Şanbaşoğlu’nun mesleki alandaki önemli çalışmalarından biri de meslek odalarında yaptığı çalışmalardı. Hem meslek aşkı, hem gençlere olan umudu onun oda çalışmalarına yakından katılmasına neden olmuştur. Teknik grupların içerisinde olmuş; Komisyon ve Kongrelerde başkanlık yapmış; bu kapsamda ne görev verilmişse, “hayır” dememiştir. İleri yaşına karşın, delegesi olduğu TMMOB Genel Kurul’larına büyük bir görev bilinciyle katılmıştır. 

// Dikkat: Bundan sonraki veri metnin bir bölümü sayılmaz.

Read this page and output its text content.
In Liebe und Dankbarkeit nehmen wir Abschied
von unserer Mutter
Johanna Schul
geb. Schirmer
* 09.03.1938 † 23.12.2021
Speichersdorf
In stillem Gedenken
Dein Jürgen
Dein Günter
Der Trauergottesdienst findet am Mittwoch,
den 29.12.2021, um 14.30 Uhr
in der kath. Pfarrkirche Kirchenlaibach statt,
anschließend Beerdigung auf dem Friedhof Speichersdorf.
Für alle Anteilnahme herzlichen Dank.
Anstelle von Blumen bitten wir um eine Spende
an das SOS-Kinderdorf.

Selahattin Şanbaşoğlu’nun önem verdiği en önemli ilkelerden biri de “değerbilirlik”ti. Kurumların ve kişilerin anımsanmasına ve emeklerinin korunmasına çok önem verirdi. Çünkü bu çabaların ne büyük zorluklarla ve özverilerle ortaya çıktığını bilirdi. Onu Cumhuriyet Aydını olarak değerbilirlikle anmamız, “az zamanda” ortaya koyduğu büyük işleri korumaya çalışmamız çok önemli. Büyük emekler verdiği MKE, Karabük Demir Çelik ve Ereğli Demir Çelik Fabrikaları’nın hala ayakta kalabilmesi büyük bir mutluluk kaynağı. 

Kaynaklar  

  • BilsayKuruç : Mustafa Kemal Döneminde Ekonomi – İstanbul Bilgi Üniversitesi Yayınları, 2011.  
  • SelahattinŞanbaşoğluAnısına Paydossuz Bir Yaşam (1905-1997) – TMMOB Metalürji Mühendisleri Odası Yayını 1998.  
  • Mühendislik ve Mimarlık Öyküleri –IV –TMMOB Türkiye Mimar ve Mühendisleri Odaları Birliği Yayını, 2010. 
  • KorkutBoratav: Devletçilik, Savaş Yayınları, 1982.